Survei yang dirilis pada Selasa (16/10/2018) siang di Jakarta ini juga mengungkap bahwa 61 persen responden menilai bahwa uang virtual adalah investasi yang menguntungkan. “Hasil riset ini membuktikanbahwa cryptocurrency memiliki potensi yang besar untuk diadopsi di Indonesia,” kata Country Manager Luno Indonesia Kanta Nandana di Jakarta.
Hasil survei tersebut juga menunjukkan bahwa 40 persen dari responden yang telah mengenal uang virtual menyatakan memiliki setidaknya salah satu mata uang virtual, baik Bitcoin, Ethereum atau lainnya. Kanta mengatakan, sebagian besar masyarakat Indonesia yang memiliki mata uang virtual tersebut menggunakannya untuk berinvestasi.
“Sebanyak 47 persen responden menganggap mata uang virtual adalah investasi yang aman,” kata Kanta.
Meski demikian, Kanta mengatakan, kestabilan harga atau nilai tukar menjadi faktor yang membuat masyarakat ragu-ragu untuk membeli mata uang virtual atau khususnya, Bitcoin. Sebesar 42 persen responden mengatakan kestabilan harga menjadi faktor utama yang mempengaruhi kepercayaan mereka untuk membeli mata uang virtual.
Sepanjang tahun 2017 hingga awal 2018, nilai tukar Bitcoin mendapat sorotan publik. Dalam jangka waktu setahun, dari Januari 2017 hingga Desember 2018, nilai tukar Bitcoin dari sekitar 800 dollar AS tumbuh hingga 17.900 dollar AS atau sekitar Rp 240 juta dengan kurs 1 dollar AS setara dengan Rp 13.505 (Desember 2017).
Gelembung yang begitu besar ini kemudian pecah satu pekan kemudian, ketika Bitcoin turun 33 persen dalam waktu 24 jam, menjadi sekitar 14.000 dollar AS. Kemudian, pada awal 2018, nilai Bitcoin turun 50 persen dalam waktu 16 hari, di bawah angka 7.000 dollar AS. Angka ini yang kemudian cenderung stabil hingga kini. Pada Selasa petang, nilai 1 bitcoin ke Rupiah adalah sekitar Rp 98 juta atau sekitar 6.500 dollar AS.
Faktor fluktuatifnya harga Bitcoin dan polemik legalitas mata uang virtual di berbagai negara juga menyebabkan mata uang virtual semakin populer di masyarakat, kata Kanta. Meski demikian, landasan hukum untuk perdagangan mata uang virtual hingga kini belum selesai dibuat oleh Badan Pengawas Perdagangan Berjangka Komoditi (Bappebti).

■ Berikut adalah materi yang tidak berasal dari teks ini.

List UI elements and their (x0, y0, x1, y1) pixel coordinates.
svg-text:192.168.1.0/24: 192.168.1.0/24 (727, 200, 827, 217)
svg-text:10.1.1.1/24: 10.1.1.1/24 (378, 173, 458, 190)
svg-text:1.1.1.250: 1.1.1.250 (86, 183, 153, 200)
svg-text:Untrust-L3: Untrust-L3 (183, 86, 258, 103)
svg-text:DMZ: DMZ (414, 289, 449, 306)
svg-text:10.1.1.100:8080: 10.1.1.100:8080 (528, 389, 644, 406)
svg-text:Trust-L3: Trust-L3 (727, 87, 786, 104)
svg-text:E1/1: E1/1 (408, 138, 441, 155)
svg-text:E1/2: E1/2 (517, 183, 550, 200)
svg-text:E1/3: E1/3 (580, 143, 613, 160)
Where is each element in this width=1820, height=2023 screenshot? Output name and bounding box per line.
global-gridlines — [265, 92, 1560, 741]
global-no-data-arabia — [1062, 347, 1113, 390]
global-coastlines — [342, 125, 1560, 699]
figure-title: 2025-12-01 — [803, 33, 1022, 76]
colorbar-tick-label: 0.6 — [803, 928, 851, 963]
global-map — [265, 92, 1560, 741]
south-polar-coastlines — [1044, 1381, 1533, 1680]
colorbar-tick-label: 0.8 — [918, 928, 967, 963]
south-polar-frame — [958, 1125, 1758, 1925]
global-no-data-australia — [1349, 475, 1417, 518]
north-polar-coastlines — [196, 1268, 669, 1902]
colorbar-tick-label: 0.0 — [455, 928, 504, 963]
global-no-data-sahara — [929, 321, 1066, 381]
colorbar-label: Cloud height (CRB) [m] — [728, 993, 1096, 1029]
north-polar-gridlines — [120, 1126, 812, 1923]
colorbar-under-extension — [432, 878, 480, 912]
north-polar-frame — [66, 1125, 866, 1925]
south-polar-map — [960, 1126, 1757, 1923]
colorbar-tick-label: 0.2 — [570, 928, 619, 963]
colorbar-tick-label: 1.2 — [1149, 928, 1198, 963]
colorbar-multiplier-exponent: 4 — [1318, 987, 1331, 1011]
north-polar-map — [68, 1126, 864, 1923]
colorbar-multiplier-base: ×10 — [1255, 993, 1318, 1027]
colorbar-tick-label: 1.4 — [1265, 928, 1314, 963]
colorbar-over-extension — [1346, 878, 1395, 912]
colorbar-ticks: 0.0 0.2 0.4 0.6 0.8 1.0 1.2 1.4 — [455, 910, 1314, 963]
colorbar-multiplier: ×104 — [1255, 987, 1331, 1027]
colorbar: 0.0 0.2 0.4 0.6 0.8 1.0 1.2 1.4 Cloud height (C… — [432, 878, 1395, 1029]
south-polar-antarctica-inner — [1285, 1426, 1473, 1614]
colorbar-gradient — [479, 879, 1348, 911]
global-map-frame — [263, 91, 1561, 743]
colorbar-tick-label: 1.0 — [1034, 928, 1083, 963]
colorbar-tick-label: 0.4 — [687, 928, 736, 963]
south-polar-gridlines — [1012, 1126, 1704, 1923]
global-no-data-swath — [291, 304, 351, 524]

Kepala Operasi Luno Indonesia Claristy mengatakan, aturan tersebut sudah dalam proses finalisasi dan pihaknya optimis dalam waktu dekat Bappebti akan segera menerbitkan peraturan yang akan menjadi landasan hukum perdagangan mata uang virtual di Indonesia.
Claristy mengatakan, dalam beberapa waktu terakhir pihaknya telah sering diajak diskusi oleh Bappebti terkait penyusunan peraturan tersebut.
“Kami dan Bapebbti telah meeting sejah tahun lalu dan pemerintah sering minta masukan dari kami para pemain dan asosiasi industri kami. (Peraturan) akan selesai dalam waktu dekat,” kata Claristy.
Sebelumnya, pada Mei lalu, Bappebti telah menyampaikan bahwa mata uang virtual dapat diperdagangkan di Indonesia sebagai sebuah komoditi berjangka. Setelah penetapan tersebut, Bappebti kemudian mulai menyusun petunjuk teknis perdagangan mata uang virtual tersebut.